Thank you for responding to my question.

> On May 21, 2019, at 1:11 PM, Bjorn Helgaas <[email protected]> wrote:
>
> External Email
>
> ----------------------------------------------------------------------
> [fix linux-pci, remove ethan.zhao (bounces)]
>
> From: Bjorn Helgaas <[email protected]>
> Date: Tue, May 21, 2019 at 3:02 PM
> To: Himanshu Madhani
> Cc: [email protected], Andrew Vasquez, Girish Basrur, Giridhar
> Malavali, Myron Stowe, <[email protected]>, Linux Kernel Mailing
> List, Quinn Tran
>
>> [+cc Myron, Quinn, linux-pci, linux-kernel]
>>
>> From: Himanshu Madhani <[email protected]>
>> Date: Fri, May 17, 2019 at 5:21 PM
>> To: [email protected], [email protected]
>> Cc: Andrew Vasquez, Girish Basrur, Giridhar Malavali
>>
>>> Hi Ethan,
>>>
>>> Our OEM partners reported to us that VPD access with latest distros were returning I/O error for them.
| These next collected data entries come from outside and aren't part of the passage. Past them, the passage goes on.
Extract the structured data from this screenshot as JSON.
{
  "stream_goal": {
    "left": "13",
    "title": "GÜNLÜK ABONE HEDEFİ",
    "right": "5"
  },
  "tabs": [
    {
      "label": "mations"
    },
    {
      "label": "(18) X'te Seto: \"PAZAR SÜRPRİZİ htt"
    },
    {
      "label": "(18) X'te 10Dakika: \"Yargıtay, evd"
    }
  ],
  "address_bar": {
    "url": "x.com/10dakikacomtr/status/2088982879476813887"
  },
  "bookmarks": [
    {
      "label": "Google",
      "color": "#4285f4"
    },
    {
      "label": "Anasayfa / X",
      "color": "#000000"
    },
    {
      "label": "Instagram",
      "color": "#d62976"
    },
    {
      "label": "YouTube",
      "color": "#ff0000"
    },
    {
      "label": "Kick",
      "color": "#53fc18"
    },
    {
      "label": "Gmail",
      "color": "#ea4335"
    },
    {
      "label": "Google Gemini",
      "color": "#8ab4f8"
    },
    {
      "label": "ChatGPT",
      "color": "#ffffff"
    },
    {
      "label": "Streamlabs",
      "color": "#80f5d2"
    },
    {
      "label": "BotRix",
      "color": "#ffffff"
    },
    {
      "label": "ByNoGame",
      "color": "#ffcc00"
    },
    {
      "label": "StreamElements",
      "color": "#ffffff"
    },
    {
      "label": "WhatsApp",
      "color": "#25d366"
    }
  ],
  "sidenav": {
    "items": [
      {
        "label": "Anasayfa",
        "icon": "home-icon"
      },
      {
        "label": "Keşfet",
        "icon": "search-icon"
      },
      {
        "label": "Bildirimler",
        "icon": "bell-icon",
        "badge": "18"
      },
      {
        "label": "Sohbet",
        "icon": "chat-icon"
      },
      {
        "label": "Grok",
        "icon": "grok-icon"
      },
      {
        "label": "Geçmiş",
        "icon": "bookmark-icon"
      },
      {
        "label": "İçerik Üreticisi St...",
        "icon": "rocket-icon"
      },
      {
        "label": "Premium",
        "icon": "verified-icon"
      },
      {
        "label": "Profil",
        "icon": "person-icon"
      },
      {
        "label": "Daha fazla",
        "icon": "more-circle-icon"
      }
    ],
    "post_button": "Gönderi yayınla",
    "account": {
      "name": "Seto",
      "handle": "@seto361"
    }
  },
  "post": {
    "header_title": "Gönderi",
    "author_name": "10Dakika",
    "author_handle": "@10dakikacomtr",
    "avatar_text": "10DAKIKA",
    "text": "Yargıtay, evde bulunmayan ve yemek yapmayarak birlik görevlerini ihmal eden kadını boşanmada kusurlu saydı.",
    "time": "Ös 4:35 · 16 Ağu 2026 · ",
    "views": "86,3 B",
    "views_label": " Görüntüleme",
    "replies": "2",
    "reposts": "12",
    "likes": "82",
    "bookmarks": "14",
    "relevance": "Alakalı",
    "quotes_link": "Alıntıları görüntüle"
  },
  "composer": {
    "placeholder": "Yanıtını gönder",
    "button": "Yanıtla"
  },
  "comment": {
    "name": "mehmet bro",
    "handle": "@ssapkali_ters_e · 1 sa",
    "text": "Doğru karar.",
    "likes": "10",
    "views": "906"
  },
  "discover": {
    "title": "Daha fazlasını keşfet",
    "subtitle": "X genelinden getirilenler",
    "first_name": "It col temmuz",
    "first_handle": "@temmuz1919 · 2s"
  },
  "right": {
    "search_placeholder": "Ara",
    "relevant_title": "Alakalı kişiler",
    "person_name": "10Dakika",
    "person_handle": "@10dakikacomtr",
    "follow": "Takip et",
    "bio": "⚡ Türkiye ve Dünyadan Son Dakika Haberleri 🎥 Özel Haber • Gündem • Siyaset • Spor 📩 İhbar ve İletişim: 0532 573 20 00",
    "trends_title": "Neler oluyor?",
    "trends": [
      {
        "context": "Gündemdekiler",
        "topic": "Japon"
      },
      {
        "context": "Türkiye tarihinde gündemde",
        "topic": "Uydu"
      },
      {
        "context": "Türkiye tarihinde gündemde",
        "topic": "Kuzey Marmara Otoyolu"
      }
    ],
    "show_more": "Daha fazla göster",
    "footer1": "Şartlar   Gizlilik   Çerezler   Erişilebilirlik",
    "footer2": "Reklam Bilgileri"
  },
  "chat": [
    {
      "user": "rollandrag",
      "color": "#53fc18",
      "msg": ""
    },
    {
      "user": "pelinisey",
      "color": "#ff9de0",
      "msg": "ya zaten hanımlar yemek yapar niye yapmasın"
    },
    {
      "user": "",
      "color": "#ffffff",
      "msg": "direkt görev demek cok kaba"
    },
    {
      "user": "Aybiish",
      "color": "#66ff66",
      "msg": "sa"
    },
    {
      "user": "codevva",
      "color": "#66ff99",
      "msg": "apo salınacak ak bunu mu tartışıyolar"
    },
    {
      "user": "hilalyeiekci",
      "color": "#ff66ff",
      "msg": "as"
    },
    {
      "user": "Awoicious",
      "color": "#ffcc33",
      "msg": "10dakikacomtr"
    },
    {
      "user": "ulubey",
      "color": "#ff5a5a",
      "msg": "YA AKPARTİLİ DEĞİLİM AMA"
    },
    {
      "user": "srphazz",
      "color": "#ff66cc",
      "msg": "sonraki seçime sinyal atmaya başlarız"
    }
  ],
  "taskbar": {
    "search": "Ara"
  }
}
They indicated this to be issue only with newer kernels.
>>>
>>> One of the distro vendor pointed out patch posted by you to be reason for IO error trying to VPD. The patch looks like blocks access to VPD by blacklisting ISP.
>>>
>>> https://git.kernel.org/pub/scm/linux/kernel/git/torvalds/linux.git/commit/?id=0d5370d1d85251e5893ab7c90a429464de2e140b
>>>
>>> I setup PCIe analyzer to reproduce this in our lab to root cause it and discovered that after reverting the patch. I am able to get VPD data okay with upstream 5.1.0 and I used RHEL8.
>>>
>>> I also used "lspci" and "cat" to dump out VPD data and do not see any issue.
>>>
>>> # lspci -vvv -s 03:00.0
>>> 03:00.0 Fibre Channel: QLogic Corp. ISP2722-based 16/32Gb Fibre Channel to PCIe Adapter (rev 01)
>>> Subsystem: QLogic Corp. QLE2742 Dual Port 32Gb Fibre Channel to PCIe Adapter
>>> Physical Slot: 15
>>> Control: I/O- Mem+ BusMaster+ SpecCycle- MemWINV- VGASnoop- ParErr+ Stepping- SERR+ FastB2B- DisINTx-
>>> Status: Cap+ 66MHz- UDF- FastB2B- ParErr- DEVSEL=fast >TAbort- <TAbort- <MAbort- >SERR- <PERR- INTx-
>>> Latency: 0, Cache Line Size: 64 bytes
>>> Interrupt: pin A routed to IRQ 67
>>> NUMA node: 0
>>> Region 0: Memory at fbe05000 (64-bit, prefetchable) [size=4K]
>>> Region 2: Memory at fbe02000 (64-bit, prefetchable) [size=8K]
>>> Region 4: Memory at fbd00000 (64-bit, prefetchable) [size=1M]
>>> Expansion ROM at fb540000 [disabled] [size=256K]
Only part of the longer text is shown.